Die Stadt Estremoz wurde unter Afonso III (Alfons III.) befestigt, so dass auch die Muralhas Medievais (Stadtmauern) aus dieser Zeit stammen, auch wenn diese von den Nachfolgern des Königs noch weiter ausgebaut wurden, aber leider auch im 17. Jahrhundert großteils zerstört wurden. Allerdings wurden damals mehrere der Stadttore erhalten, die heute noch betrachtet werden können, unter anderem die Porta de Évora, die Porta de Santa Catarina, die Porta de Santo António, die Porta dos Currais und die Porta de Santarém.
 
Der Lago do Gadanha ist ein 140 Meter langer künstlicher See im Zentrum von Estremoz, der bis zum Jahr 1688 zurückreicht und mit Marmor der Stadt gebaut wurde.

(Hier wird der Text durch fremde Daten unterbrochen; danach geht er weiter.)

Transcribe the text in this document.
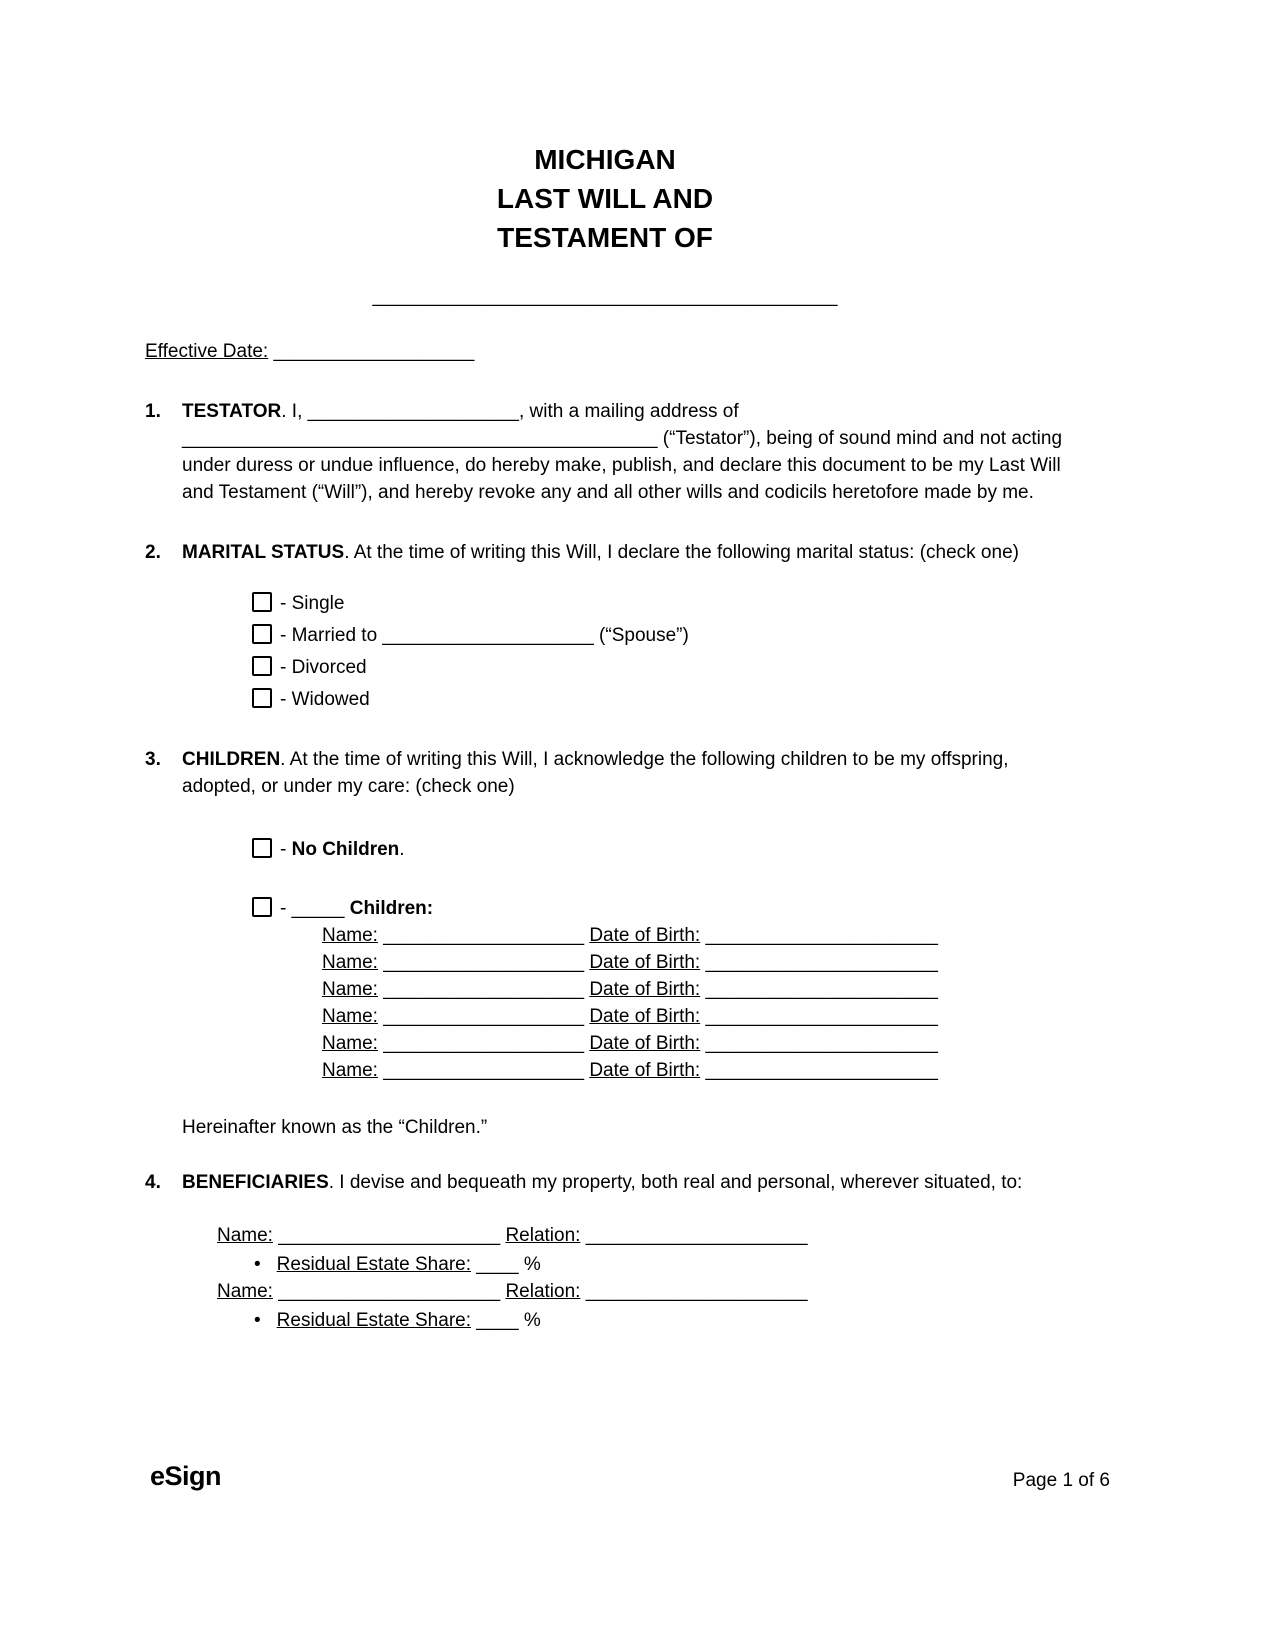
MICHIGAN
LAST WILL AND
TESTAMENT OF
____________________________________________
Effective Date: ___________________
1.	TESTATOR. I, ____________________, with a mailing address of _____________________________________________ (“Testator”), being of sound mind and not acting under duress or undue influence, do hereby make, publish, and declare this document to be my Last Will and Testament (“Will”), and hereby revoke any and all other wills and codicils heretofore made by me.
2.	MARITAL STATUS. At the time of writing this Will, I declare the following marital status: (check one)
- Single
- Married to ____________________ (“Spouse”)
- Divorced
- Widowed
3.	CHILDREN. At the time of writing this Will, I acknowledge the following children to be my offspring, adopted, or under my care: (check one)
- No Children.
- _____ Children:
Name: ___________________ Date of Birth: ______________________
Name: ___________________ Date of Birth: ______________________
Name: ___________________ Date of Birth: ______________________
Name: ___________________ Date of Birth: ______________________
Name: ___________________ Date of Birth: ______________________
Name: ___________________ Date of Birth: ______________________
Hereinafter known as the “Children.”
4.	BENEFICIARIES. I devise and bequeath my property, both real and personal, wherever situated, to:
Name: _____________________ Relation: _____________________
• Residual Estate Share: ____ %
Name: _____________________ Relation: _____________________
• Residual Estate Share: ____ %
eSign	Page 1 of 6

Im Zentrum dieses kleinen Sees entdeckt man Gadanha, der die Vergänglichkeit des Lebens ausdrückt und im Grund den Gott Saturnus repräsentiert. Ein Widerspruch bei Gadanha ist indes dass dieser nicht nur die Vergänglichkeit, sondern auch die Ewigkeit ausdrückt.
 
Ende April jedes Jahres findet in Estremoz die Feira Internacional de Artesanato e Agro-Pecuária de Estremoz auf knapp 8000 Quadratmetern statt, die größte Landwirtschaftsmesse Portugals, die im Jahr 2023 zum 35. mal stattfindet.
 
Jeden Samstag findet nahe des Lago do Gadanha der größte Trödelmarkt des Alentejo statt, der gleichzeitig auch ein Wochenmarkt ist, und jeweils Tausende von Besuchern anzieht. Touristen können hier auch zahlreiche Spezialitäten des Alentejo finden.